Although it is possible to consider more reasons, for instance, liturgical necessities, these are the four main ones. The article has shown how the influence of writing sources from Platonic, Neoplatonic, Hermetic, and Christian mystic sources helped to establish those reasons. Those texts and ideas contributed to consolidating rounded compositions. Drawing on this background, exemplified by figures like Nicholas of Cusa, Marsilio Ficino, and Giordano Bruno, the essay has illustrated the interconnections between texts and images in visually representing key ideas pivotal for European societies, particularly from the twelfth to the seventeenth century. This perspective illuminates existing continuities.
Linda Safran’s words, the ‘habit of thinking with circular patterns’ (
Safran 2022, p. 99) helped create a notion of imago mundi, based on the idea that the world created by God was as perfect as He was. It is noteworthy to point out that, as shown in the preceding pages, to forge those artistic compositions, scientific, philosophical, and theological reasons came together, interwoven in those artistic designs.

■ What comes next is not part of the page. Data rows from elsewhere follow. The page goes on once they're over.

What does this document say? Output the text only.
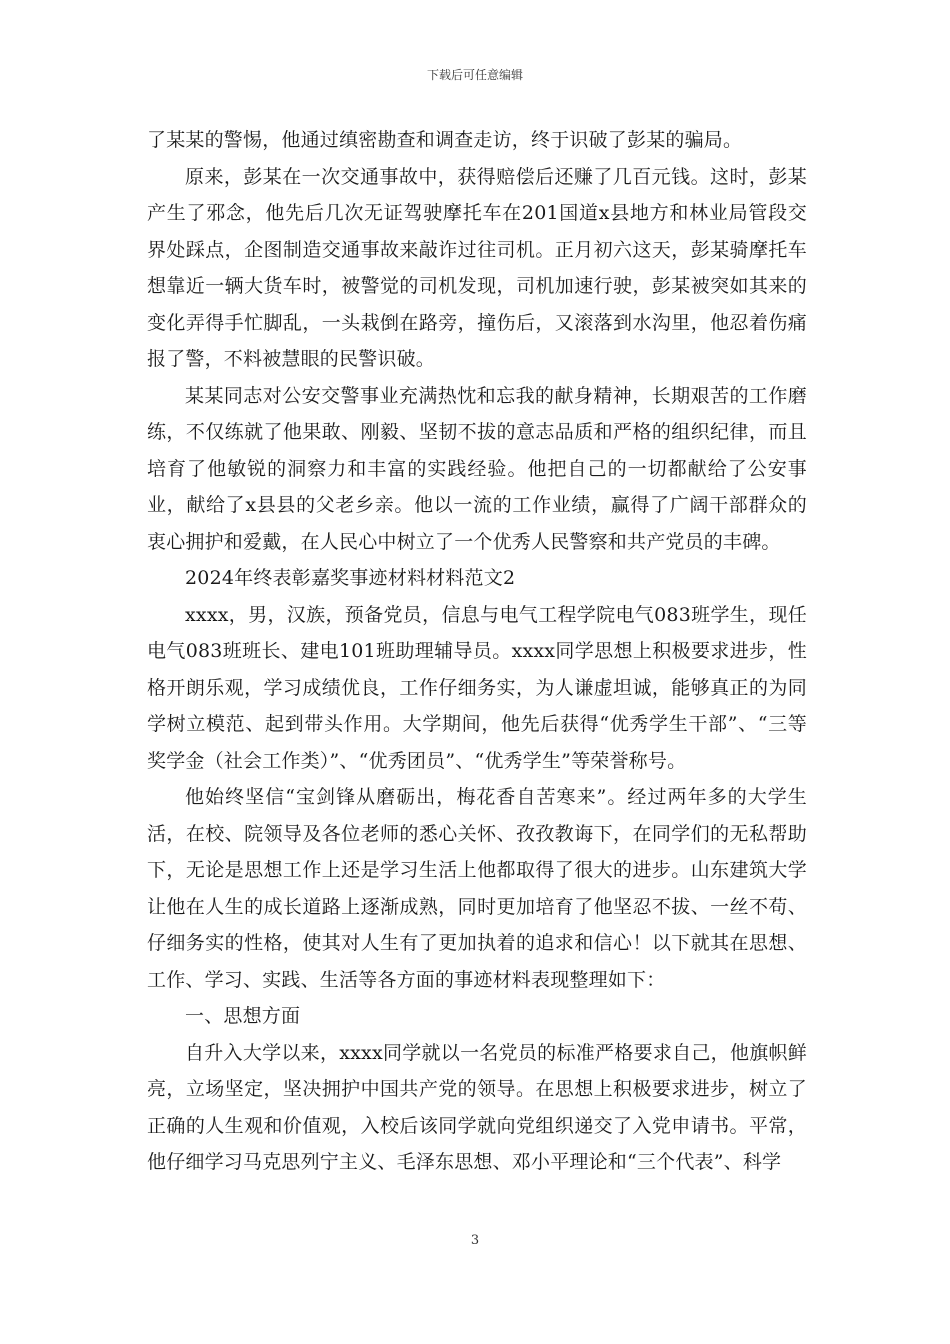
下载后可任意编辑

了某某的警惕，他通过缜密勘查和调查走访，终于识破了彭某的骗局。

原来，彭某在一次交通事故中，获得赔偿后还赚了几百元钱。这时，彭某产生了邪念，他先后几次无证驾驶摩托车在201国道x县地方和林业局管段交界处踩点，企图制造交通事故来敲诈过往司机。正月初六这天，彭某骑摩托车想靠近一辆大货车时，被警觉的司机发现，司机加速行驶，彭某被突如其来的变化弄得手忙脚乱，一头栽倒在路旁，撞伤后，又滚落到水沟里，他忍着伤痛报了警，不料被慧眼的民警识破。

某某同志对公安交警事业充满热忱和忘我的献身精神，长期艰苦的工作磨练，不仅练就了他果敢、刚毅、坚韧不拔的意志品质和严格的组织纪律，而且培育了他敏锐的洞察力和丰富的实践经验。他把自己的一切都献给了公安事业，献给了x县县的父老乡亲。他以一流的工作业绩，赢得了广阔干部群众的衷心拥护和爱戴，在人民心中树立了一个优秀人民警察和共产党员的丰碑。

2024年终表彰嘉奖事迹材料材料范文2

xxxx，男，汉族，预备党员，信息与电气工程学院电气083班学生，现任电气083班班长、建电101班助理辅导员。xxxx同学思想上积极要求进步，性格开朗乐观，学习成绩优良，工作仔细务实，为人谦虚坦诚，能够真正的为同学树立模范、起到带头作用。大学期间，他先后获得“优秀学生干部”、“三等奖学金（社会工作类）”、“优秀团员”、“优秀学生”等荣誉称号。

他始终坚信“宝剑锋从磨砺出，梅花香自苦寒来”。经过两年多的大学生活，在校、院领导及各位老师的悉心关怀、孜孜教诲下，在同学们的无私帮助下，无论是思想工作上还是学习生活上他都取得了很大的进步。山东建筑大学让他在人生的成长道路上逐渐成熟，同时更加培育了他坚忍不拔、一丝不苟、仔细务实的性格，使其对人生有了更加执着的追求和信心！以下就其在思想、工作、学习、实践、生活等各方面的事迹材料表现整理如下：

一、思想方面

自升入大学以来，xxxx同学就以一名党员的标准严格要求自己，他旗帜鲜亮，立场坚定，坚决拥护中国共产党的领导。在思想上积极要求进步，树立了正确的人生观和价值观，入校后该同学就向党组织递交了入党申请书。平常，他仔细学习马克思列宁主义、毛泽东思想、邓小平理论和“三个代表”、科学

3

At any rate, far from disappearing without a trace, a similar idea of a geometric shape embodying a worldview in an image originated from Copernicus and, subsequently, from Kepler and René Descartes, but with the circle and the circular motion of the spheres being replaced by the ellipse and the spiral.
This idea has left its mark on culture and can still be found here and there. Even in contemporary times, we find artists who exhibit the same attraction to a round arrangement, conveying a sense of marvel at the sight of the cosmos and sharing a feeling of harmony, thanks to the circular composition. For instance, this concept appears to manifest in a photograph taken by Anton Jankovoy in the Annapurna region (
Figure 14). After leaving the diaphragm of his camera open for almost two hours, the movement of all the stars was visible, except for that of the Pole Star, whose position is apparently fixed because it coincides with the North Pole.